When it hasn’t happened yet
If you haven’t disagreed with your team yet, you either haven’t established your priorities or one or the other or both has yet to bring it up. A mentor of mine once told me, “Whatever you least want to do or talk about should be your top priority.” And the goal is to sit down with your team and figure it out. To come into the conversation suspending immediate judgment and trying to see where your other team members are coming from.
As the CEO of a startup or a leader of a team, you don’t have to use every piece of feedback or input you get from your teammates. But you should make sure your teammates feel heard. That you’ve put thought and intention behind considering their ideas and opinions. Whether you choose to deviate from your teammates’ opinions or not, you should clearly convey the rubric that you used to make that decision. And why and how it aligns with the company’s mission.
In closing
And of course, the follow-up to the first question about disagreement would be: How often do these disagreements happen?
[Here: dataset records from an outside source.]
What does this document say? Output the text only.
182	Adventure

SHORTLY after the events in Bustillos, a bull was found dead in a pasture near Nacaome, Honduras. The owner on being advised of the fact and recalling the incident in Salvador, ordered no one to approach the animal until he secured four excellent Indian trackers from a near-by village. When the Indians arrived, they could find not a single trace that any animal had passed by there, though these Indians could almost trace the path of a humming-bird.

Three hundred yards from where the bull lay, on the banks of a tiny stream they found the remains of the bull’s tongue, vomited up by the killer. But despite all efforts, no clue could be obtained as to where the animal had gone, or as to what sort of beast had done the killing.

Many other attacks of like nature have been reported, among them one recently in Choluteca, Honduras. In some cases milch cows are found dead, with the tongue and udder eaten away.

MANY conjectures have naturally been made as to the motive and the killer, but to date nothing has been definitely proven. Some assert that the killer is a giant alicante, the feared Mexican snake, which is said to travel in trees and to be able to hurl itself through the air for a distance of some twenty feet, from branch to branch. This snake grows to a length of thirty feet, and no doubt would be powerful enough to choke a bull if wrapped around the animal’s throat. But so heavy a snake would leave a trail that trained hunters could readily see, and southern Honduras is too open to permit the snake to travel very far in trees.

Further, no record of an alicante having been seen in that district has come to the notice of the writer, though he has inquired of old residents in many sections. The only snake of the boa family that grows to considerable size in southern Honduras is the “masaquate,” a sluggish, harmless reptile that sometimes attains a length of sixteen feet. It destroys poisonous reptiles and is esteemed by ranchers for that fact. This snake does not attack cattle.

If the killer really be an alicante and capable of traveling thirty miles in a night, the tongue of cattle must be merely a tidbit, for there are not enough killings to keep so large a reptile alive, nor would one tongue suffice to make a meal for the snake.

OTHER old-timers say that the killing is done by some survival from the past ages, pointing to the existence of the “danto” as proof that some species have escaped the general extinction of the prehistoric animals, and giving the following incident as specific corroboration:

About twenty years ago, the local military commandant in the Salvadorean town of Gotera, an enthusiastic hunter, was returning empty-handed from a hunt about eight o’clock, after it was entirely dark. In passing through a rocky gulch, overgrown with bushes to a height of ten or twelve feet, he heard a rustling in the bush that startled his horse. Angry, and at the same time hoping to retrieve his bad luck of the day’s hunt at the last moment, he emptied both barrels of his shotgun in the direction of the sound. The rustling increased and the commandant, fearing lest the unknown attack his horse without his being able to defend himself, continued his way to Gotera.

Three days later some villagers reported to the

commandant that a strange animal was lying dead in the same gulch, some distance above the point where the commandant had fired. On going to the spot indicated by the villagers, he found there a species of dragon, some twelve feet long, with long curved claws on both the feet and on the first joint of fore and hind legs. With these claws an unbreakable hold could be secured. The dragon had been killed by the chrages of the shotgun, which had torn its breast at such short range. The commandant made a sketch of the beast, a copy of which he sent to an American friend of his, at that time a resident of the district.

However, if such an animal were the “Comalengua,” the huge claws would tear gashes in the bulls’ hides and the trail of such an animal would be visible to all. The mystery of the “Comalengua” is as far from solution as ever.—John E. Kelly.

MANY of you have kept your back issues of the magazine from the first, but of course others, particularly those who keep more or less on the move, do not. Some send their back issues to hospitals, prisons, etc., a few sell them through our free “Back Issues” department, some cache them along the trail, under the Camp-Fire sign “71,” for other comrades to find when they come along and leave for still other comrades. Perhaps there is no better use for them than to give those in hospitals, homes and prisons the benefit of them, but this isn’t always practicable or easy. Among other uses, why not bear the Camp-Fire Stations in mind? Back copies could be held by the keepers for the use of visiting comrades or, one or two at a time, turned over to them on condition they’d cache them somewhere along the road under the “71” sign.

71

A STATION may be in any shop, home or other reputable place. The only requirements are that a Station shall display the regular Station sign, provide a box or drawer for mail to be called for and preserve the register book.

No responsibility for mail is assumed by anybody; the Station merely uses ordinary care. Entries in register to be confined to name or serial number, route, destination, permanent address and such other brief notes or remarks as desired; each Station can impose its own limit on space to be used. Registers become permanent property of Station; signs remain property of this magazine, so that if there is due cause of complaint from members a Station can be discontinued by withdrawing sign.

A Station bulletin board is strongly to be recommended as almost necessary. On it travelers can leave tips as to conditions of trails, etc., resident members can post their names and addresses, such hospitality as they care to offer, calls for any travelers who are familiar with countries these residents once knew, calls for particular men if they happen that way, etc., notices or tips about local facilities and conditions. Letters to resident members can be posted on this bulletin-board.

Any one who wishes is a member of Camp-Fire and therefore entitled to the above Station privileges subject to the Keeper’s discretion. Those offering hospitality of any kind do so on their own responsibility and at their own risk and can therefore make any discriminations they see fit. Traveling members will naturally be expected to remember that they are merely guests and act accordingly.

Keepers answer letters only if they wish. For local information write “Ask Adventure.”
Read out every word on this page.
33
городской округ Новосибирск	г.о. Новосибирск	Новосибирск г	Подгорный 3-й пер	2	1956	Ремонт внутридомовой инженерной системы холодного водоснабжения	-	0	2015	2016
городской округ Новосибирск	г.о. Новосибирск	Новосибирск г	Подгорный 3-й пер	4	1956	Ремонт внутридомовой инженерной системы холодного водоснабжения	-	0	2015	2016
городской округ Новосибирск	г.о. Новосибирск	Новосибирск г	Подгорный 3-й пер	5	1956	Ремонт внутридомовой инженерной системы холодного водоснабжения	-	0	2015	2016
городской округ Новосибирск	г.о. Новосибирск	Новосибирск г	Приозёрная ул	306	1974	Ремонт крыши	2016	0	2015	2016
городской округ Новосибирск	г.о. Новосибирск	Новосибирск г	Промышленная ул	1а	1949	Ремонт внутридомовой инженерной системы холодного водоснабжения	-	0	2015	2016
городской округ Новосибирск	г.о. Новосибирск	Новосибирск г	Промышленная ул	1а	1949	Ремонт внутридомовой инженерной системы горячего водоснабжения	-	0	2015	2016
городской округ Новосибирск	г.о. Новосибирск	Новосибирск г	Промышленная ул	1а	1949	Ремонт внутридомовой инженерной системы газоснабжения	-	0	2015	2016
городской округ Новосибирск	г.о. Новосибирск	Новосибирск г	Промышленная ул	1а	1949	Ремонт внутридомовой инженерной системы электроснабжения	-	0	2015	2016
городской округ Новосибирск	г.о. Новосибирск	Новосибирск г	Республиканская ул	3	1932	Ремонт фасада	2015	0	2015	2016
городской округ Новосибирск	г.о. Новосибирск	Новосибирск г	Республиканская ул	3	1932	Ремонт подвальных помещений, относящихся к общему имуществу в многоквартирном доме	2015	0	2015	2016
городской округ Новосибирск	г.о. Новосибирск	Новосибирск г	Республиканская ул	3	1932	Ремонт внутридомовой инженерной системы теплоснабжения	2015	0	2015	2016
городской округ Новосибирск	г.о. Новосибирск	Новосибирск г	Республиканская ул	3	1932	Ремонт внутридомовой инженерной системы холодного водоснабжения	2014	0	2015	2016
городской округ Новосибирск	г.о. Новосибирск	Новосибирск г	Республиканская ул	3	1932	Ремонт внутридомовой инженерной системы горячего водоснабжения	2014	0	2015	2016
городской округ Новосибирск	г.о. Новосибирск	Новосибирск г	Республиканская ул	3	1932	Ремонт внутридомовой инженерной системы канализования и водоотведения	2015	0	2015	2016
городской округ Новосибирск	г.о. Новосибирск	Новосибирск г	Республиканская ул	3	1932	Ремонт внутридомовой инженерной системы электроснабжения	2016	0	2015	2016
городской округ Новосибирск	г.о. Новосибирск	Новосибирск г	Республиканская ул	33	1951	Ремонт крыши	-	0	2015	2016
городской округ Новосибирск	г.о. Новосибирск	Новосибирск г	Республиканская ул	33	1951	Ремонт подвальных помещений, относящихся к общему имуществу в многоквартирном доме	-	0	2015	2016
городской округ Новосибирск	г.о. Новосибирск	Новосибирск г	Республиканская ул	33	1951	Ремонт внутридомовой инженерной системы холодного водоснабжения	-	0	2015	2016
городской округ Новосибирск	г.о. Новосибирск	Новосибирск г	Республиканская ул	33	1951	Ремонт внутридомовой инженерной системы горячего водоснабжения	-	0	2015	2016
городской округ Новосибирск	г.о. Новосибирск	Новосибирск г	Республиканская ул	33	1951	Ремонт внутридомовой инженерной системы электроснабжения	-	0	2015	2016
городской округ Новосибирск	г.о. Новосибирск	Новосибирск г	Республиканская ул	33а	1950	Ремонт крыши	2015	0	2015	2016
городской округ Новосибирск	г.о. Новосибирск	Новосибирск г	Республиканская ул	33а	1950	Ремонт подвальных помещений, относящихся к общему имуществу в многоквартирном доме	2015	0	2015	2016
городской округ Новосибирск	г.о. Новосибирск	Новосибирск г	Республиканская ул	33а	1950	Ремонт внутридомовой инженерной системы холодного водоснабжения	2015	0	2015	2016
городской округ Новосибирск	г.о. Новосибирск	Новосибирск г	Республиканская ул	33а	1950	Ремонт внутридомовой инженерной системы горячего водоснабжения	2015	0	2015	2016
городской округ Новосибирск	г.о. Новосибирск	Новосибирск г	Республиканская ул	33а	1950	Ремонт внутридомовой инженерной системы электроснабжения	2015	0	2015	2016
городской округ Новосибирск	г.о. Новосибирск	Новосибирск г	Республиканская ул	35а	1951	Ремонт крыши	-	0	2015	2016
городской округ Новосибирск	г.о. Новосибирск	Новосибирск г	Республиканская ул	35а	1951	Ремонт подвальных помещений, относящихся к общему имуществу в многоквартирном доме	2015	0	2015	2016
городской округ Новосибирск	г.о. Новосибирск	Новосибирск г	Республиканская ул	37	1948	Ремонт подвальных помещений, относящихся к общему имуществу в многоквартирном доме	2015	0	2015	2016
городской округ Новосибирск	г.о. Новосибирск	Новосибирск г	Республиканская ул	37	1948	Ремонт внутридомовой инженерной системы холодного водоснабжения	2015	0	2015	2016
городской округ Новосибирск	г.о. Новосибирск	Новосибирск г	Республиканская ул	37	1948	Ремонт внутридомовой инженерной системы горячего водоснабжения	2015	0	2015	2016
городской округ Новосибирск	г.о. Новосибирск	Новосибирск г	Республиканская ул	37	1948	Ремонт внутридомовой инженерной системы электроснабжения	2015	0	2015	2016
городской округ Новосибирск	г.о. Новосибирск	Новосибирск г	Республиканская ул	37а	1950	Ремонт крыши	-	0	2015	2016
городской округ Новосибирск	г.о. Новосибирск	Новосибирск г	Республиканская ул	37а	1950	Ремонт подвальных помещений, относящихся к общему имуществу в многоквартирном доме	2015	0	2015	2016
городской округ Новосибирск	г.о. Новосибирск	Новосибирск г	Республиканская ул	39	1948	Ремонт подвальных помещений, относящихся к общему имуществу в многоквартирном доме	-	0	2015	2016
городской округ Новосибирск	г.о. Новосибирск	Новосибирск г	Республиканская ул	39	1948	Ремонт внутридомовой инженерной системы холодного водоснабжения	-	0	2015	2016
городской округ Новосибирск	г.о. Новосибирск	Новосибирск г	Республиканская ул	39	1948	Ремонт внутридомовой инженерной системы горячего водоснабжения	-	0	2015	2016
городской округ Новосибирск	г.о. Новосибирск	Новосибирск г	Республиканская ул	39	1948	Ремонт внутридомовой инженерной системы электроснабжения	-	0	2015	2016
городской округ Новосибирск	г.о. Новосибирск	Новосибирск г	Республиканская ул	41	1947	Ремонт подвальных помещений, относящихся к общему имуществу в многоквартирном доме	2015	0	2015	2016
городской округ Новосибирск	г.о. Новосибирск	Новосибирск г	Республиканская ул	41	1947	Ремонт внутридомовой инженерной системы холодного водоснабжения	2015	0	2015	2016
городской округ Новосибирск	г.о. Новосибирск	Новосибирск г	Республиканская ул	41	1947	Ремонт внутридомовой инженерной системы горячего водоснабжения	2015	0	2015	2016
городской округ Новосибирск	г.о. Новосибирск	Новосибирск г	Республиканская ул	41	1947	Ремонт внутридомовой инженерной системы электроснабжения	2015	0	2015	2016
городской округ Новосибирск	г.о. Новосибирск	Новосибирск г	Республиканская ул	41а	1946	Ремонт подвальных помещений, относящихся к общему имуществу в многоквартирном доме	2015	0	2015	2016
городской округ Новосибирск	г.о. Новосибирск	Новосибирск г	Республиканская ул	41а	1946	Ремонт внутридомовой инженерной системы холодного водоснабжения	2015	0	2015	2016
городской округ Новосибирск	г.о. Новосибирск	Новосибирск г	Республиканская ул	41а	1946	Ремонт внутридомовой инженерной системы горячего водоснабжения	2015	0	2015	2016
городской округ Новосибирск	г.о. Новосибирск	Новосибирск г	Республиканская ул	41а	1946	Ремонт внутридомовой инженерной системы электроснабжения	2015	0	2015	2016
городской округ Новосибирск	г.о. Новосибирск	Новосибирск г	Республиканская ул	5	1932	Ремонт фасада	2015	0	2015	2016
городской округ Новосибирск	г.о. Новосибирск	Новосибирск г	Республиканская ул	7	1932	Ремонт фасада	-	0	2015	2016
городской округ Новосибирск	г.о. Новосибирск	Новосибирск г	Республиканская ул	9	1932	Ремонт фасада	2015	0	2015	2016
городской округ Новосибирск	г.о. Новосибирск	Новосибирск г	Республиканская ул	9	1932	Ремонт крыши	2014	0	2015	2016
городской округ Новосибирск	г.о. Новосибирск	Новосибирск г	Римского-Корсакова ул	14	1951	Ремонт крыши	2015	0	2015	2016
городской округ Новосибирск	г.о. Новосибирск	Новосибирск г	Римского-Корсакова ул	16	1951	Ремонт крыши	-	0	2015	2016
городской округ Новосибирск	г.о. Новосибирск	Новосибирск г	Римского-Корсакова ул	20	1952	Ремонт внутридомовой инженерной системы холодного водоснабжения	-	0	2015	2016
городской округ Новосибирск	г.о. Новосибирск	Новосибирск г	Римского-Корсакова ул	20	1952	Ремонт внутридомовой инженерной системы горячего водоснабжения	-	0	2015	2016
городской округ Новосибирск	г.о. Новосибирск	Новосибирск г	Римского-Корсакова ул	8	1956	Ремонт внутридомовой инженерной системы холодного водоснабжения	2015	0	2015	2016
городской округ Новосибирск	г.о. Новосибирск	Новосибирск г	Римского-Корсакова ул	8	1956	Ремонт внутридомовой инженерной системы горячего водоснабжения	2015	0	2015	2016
And how do you move forward after the disagreement comes to light?
I go back to a line Naval Ravikant, co-founder of AngelList, once said, “If you can’t see yourself working with someone for life, don’t work with them for a day.” Indubitably, you’re going to be working with your co-founders for a long time. And if you haven’t dissented with your co-founders – or for that matter, other team members, investors, and customers – yet, you will. And knowing what, how and why you disagree with others can be invaluable for your company’s survival and growth.
This past weekend I heard a new phrasing of disagreement I really liked from a friend of mine. “Creative conflict.” I’m adding that phrase to my dictionary from now on. And well, this is my preface to you all before I do.
Prioritize. Communicate. And embrace creative conflict.